The sole M1A2 tank to survive radioed to base that they had destroyed one Khorramshahr 2 missile, but had seen another launch successfully.
Unfortunately, they did not see any of the Houthis they had left behind at the launch site gasping for air as they died, or they might have been able to give Prince Sultan Air Base some warning.
Because that was the target of the other Khorramshahr 2 missile, which carried the same VX warhead.
Like every country with a significant air force, the Royal Saudi Air Force dispersed its assets in widely scattered air bases. This was both to ensure the widest possible defensive coverage of Saudi air space, as well as to prevent an enemy from inflicting a crippling blow by hitting a single base.
Prince Sultan Air Base had been selected for one of Iran’s two VX warheads for many reasons. It was one of the bases closest to the Qatari armored force's march to Riyadh, and was a Sector Operating Center. It had been substantially improved by the US Air Force when it served as a base supporting Operations Enduring Freedom and Iraqi Freedom prior to the September 11 attacks. F-15s from No. 55 Squadron had been recently transferred there, and it contained two of the Kingdom’s key strategic assets — its Boeing E-3 Sentry fleet, as well as its Boeing KE-3A refueling tankers.
Since it was only about eighty kilometers south of Riyadh, attacking it would remove one of the capital’s principal defenders.
But that would not be the only result of the attack. Acting Supreme Leader Reza Fagheh had reconsidered his earlier concerns, and decided to pick a target with multiple impacts.

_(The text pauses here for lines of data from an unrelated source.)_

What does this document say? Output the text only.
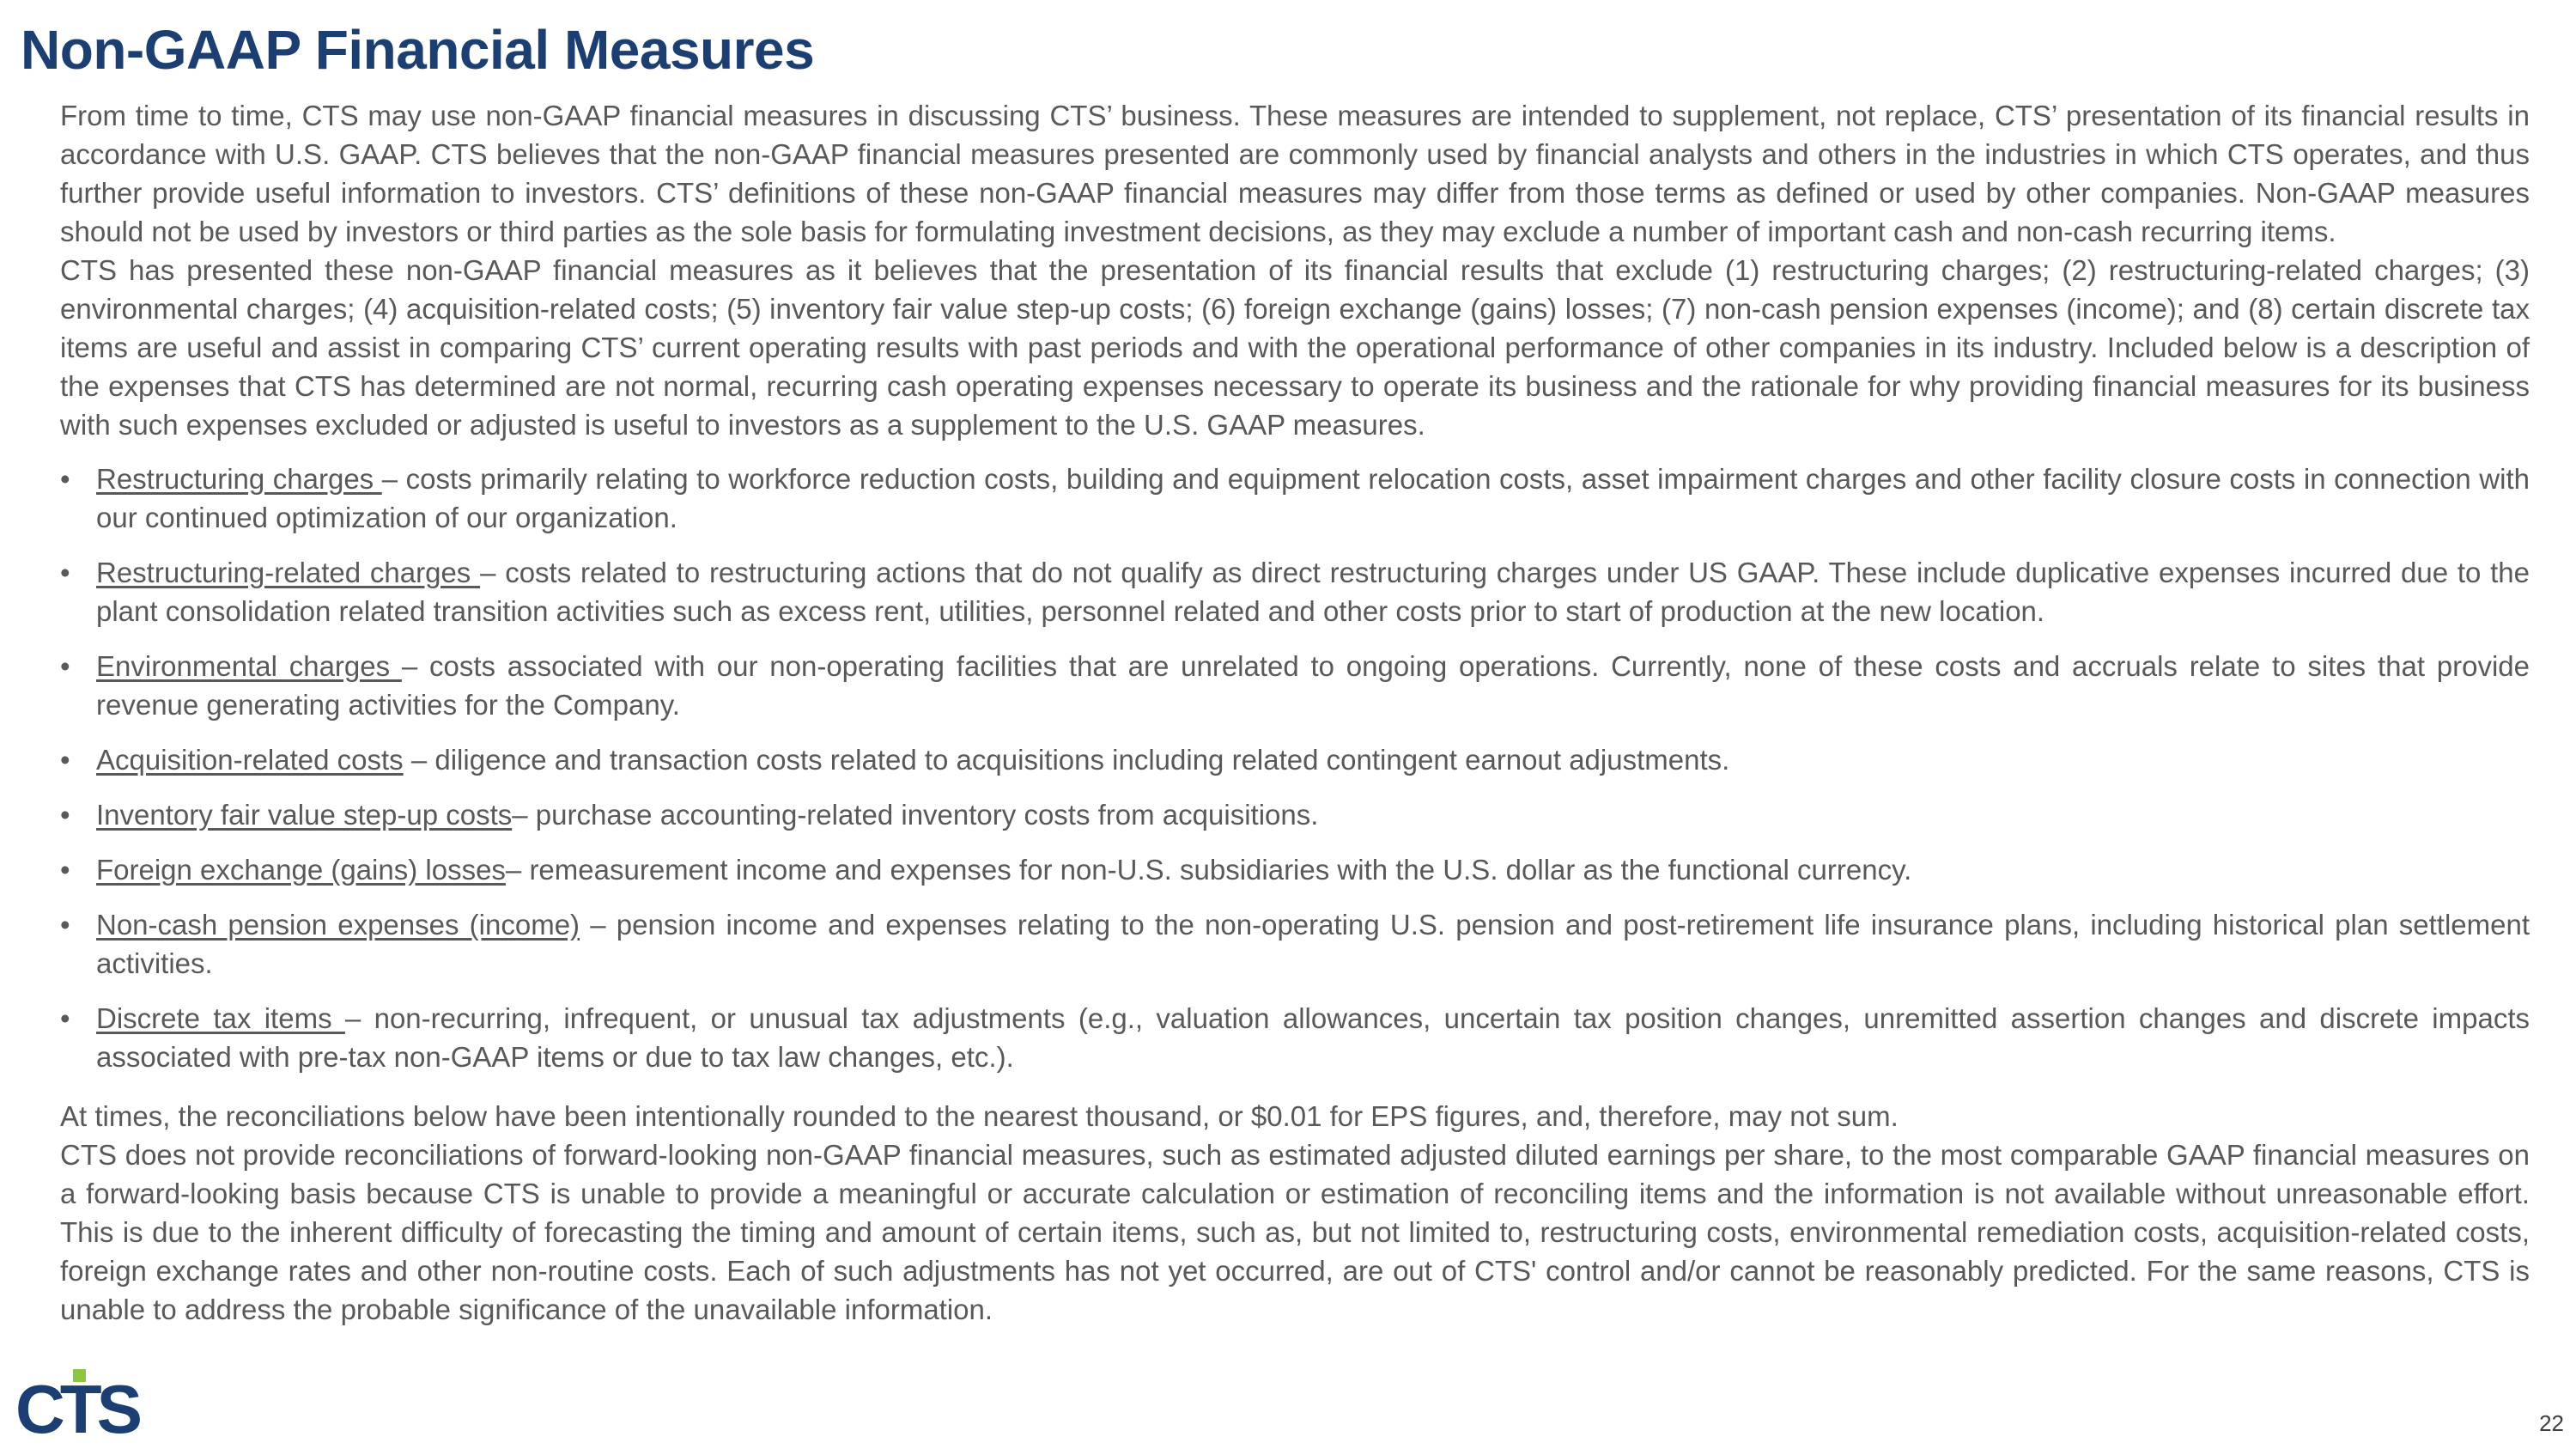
Non-GAAP Financial Measures

From time to time, CTS may use non-GAAP financial measures in discussing CTS’ business. These measures are intended to supplement, not replace, CTS’ presentation of its financial results in accordance with U.S. GAAP. CTS believes that the non-GAAP financial measures presented are commonly used by financial analysts and others in the industries in which CTS operates, and thus further provide useful information to investors. CTS’ definitions of these non-GAAP financial measures may differ from those terms as defined or used by other companies. Non-GAAP measures should not be used by investors or third parties as the sole basis for formulating investment decisions, as they may exclude a number of important cash and non-cash recurring items.

CTS has presented these non-GAAP financial measures as it believes that the presentation of its financial results that exclude (1) restructuring charges; (2) restructuring-related charges; (3) environmental charges; (4) acquisition-related costs; (5) inventory fair value step-up costs; (6) foreign exchange (gains) losses; (7) non-cash pension expenses (income); and (8) certain discrete tax items are useful and assist in comparing CTS’ current operating results with past periods and with the operational performance of other companies in its industry. Included below is a description of the expenses that CTS has determined are not normal, recurring cash operating expenses necessary to operate its business and the rationale for why providing financial measures for its business with such expenses excluded or adjusted is useful to investors as a supplement to the U.S. GAAP measures.

• Restructuring charges – costs primarily relating to workforce reduction costs, building and equipment relocation costs, asset impairment charges and other facility closure costs in connection with our continued optimization of our organization.
• Restructuring-related charges – costs related to restructuring actions that do not qualify as direct restructuring charges under US GAAP. These include duplicative expenses incurred due to the plant consolidation related transition activities such as excess rent, utilities, personnel related and other costs prior to start of production at the new location.
• Environmental charges – costs associated with our non-operating facilities that are unrelated to ongoing operations. Currently, none of these costs and accruals relate to sites that provide revenue generating activities for the Company.
• Acquisition-related costs – diligence and transaction costs related to acquisitions including related contingent earnout adjustments.
• Inventory fair value step-up costs– purchase accounting-related inventory costs from acquisitions.
• Foreign exchange (gains) losses– remeasurement income and expenses for non-U.S. subsidiaries with the U.S. dollar as the functional currency.
• Non-cash pension expenses (income) – pension income and expenses relating to the non-operating U.S. pension and post-retirement life insurance plans, including historical plan settlement activities.
• Discrete tax items – non-recurring, infrequent, or unusual tax adjustments (e.g., valuation allowances, uncertain tax position changes, unremitted assertion changes and discrete impacts associated with pre-tax non-GAAP items or due to tax law changes, etc.).

At times, the reconciliations below have been intentionally rounded to the nearest thousand, or $0.01 for EPS figures, and, therefore, may not sum.

CTS does not provide reconciliations of forward-looking non-GAAP financial measures, such as estimated adjusted diluted earnings per share, to the most comparable GAAP financial measures on a forward-looking basis because CTS is unable to provide a meaningful or accurate calculation or estimation of reconciling items and the information is not available without unreasonable effort. This is due to the inherent difficulty of forecasting the timing and amount of certain items, such as, but not limited to, restructuring costs, environmental remediation costs, acquisition-related costs, foreign exchange rates and other non-routine costs. Each of such adjustments has not yet occurred, are out of CTS' control and/or cannot be reasonably predicted. For the same reasons, CTS is unable to address the probable significance of the unavailable information.

CTS	22
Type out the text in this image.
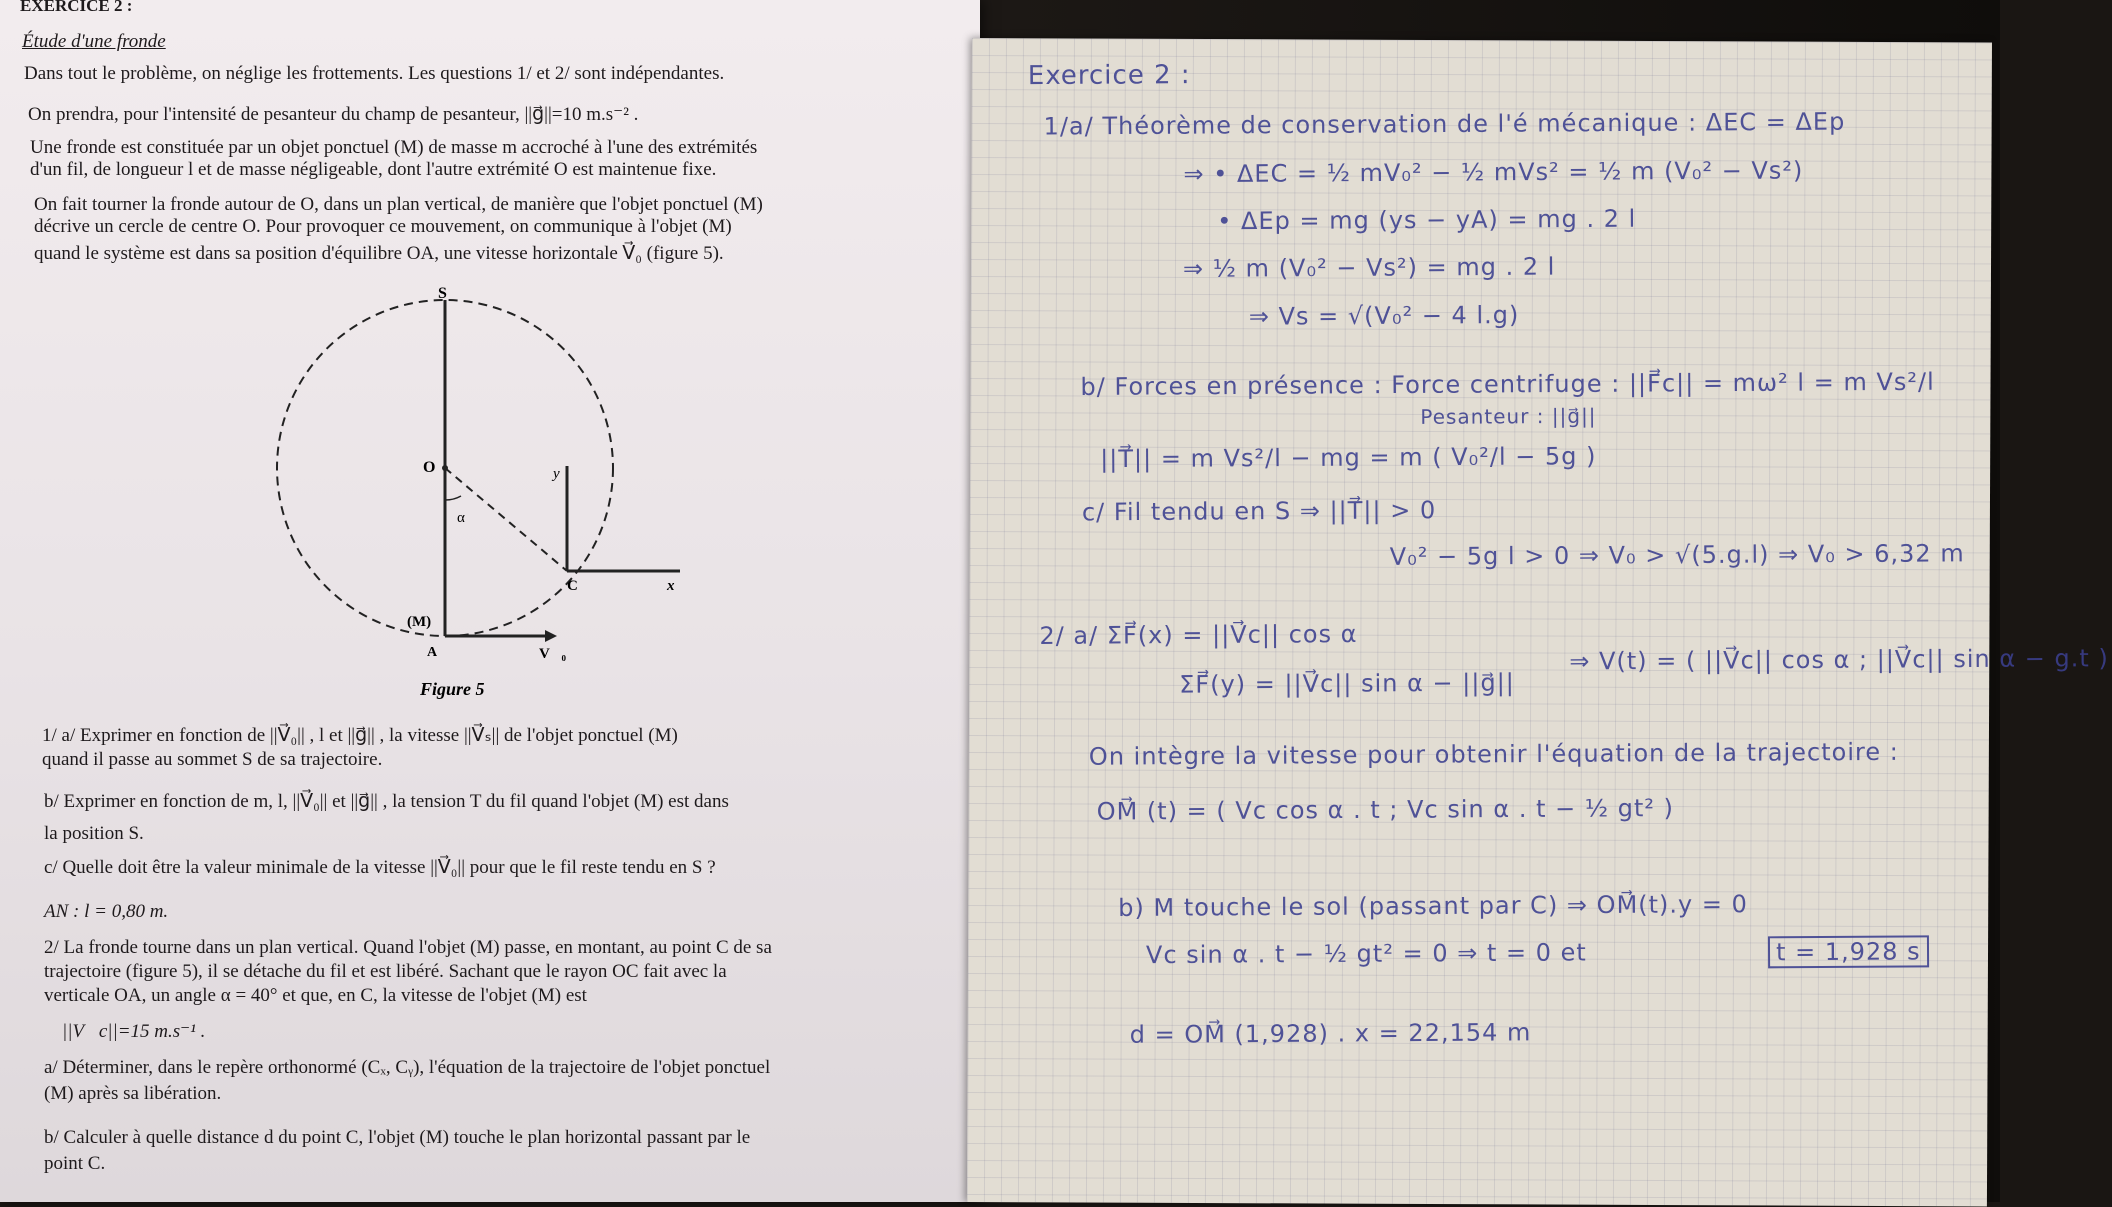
EXERCICE 2 :
Étude d'une fronde
Dans tout le problème, on néglige les frottements. Les questions 1/ et 2/ sont indépendantes.
On prendra, pour l'intensité de pesanteur du champ de pesanteur, ||g⃗||=10 m.s⁻² .
Une fronde est constituée par un objet ponctuel (M) de masse m accroché à l'une des extrémités
d'un fil, de longueur l et de masse négligeable, dont l'autre extrémité O est maintenue fixe.
On fait tourner la fronde autour de O, dans un plan vertical, de manière que l'objet ponctuel (M)
décrive un cercle de centre O. Pour provoquer ce mouvement, on communique à l'objet (M)
quand le système est dans sa position d'équilibre OA, une vitesse horizontale V⃗₀ (figure 5).
S
O	y
α
C	x
(M)
A	V⃗₀
Figure 5
1/ a/ Exprimer en fonction de ||V⃗₀|| , l et ||g⃗|| , la vitesse ||V⃗ₛ|| de l'objet ponctuel (M)
quand il passe au sommet S de sa trajectoire.
b/ Exprimer en fonction de m, l, ||V⃗₀|| et ||g⃗|| , la tension T du fil quand l'objet (M) est dans
la position S.
c/ Quelle doit être la valeur minimale de la vitesse ||V⃗₀|| pour que le fil reste tendu en S ?
AN : l = 0,80 m.
2/ La fronde tourne dans un plan vertical. Quand l'objet (M) passe, en montant, au point C de sa
trajectoire (figure 5), il se détache du fil et est libéré. Sachant que le rayon OC fait avec la
verticale OA, un angle α = 40° et que, en C, la vitesse de l'objet (M) est
||V⃗c||=15 m.s⁻¹ .
a/ Déterminer, dans le repère orthonormé (Cₓ, Cᵧ), l'équation de la trajectoire de l'objet ponctuel
(M) après sa libération.
b/ Calculer à quelle distance d du point C, l'objet (M) touche le plan horizontal passant par le
point C.
Exercice 2 :
1/a/ Théorème de conservation de l'é mécanique : ΔEC = ΔEp
⇒ • ΔEC = ½ mV₀² − ½ mVs² = ½ m (V₀² − Vs²)
• ΔEp = mg (ys − yA) = mg . 2 l
⇒ ½ m (V₀² − Vs²) = mg . 2 l
⇒ Vs = √(V₀² − 4 l.g)
b/ Forces en présence : Force centrifuge : ||F⃗c|| = mω² l = m Vs²/l
Pesanteur : ||g⃗||
||T⃗|| = m Vs²/l − mg = m ( V₀²/l − 5g )
c/ Fil tendu en S ⇒ ||T⃗|| > 0
V₀² − 5g l > 0 ⇒ V₀ > √(5.g.l) ⇒ V₀ > 6,32 m
2/ a/ ΣF⃗(x) = ||V⃗c|| cos α
ΣF⃗(y) = ||V⃗c|| sin α − ||g⃗||
⇒ V(t) = ( ||V⃗c|| cos α ; ||V⃗c|| sin α − g.t )
On intègre la vitesse pour obtenir l'équation de la trajectoire :
OM⃗ (t) = ( Vc cos α . t ; Vc sin α . t − ½ gt² )
b) M touche le sol (passant par C) ⇒ OM⃗(t).y = 0
Vc sin α . t − ½ gt² = 0 ⇒ t = 0 et	t = 1,928 s
d = OM⃗ (1,928) . x = 22,154 m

Prince Sultan Air Base was directly adjacent to the city of Al Kharj, where some of the remaining underground water sources were still replenished by rainwater drained from the Tuwaiq escarpment to the west. Some of the wells were up to a mile deep so that the water extracted was boiling hot when brought to the surface, and had to be pumped into pools to cool before use.
This water was the basis for much of Saudi agriculture, and helped Al Kharj grow from a town of 20,000 to a city of 250,000. Almost every crop imaginable was grown in Al Kharj, and it was also home to nearly its entire dairy industry, with about twenty-four thousand head of cattle.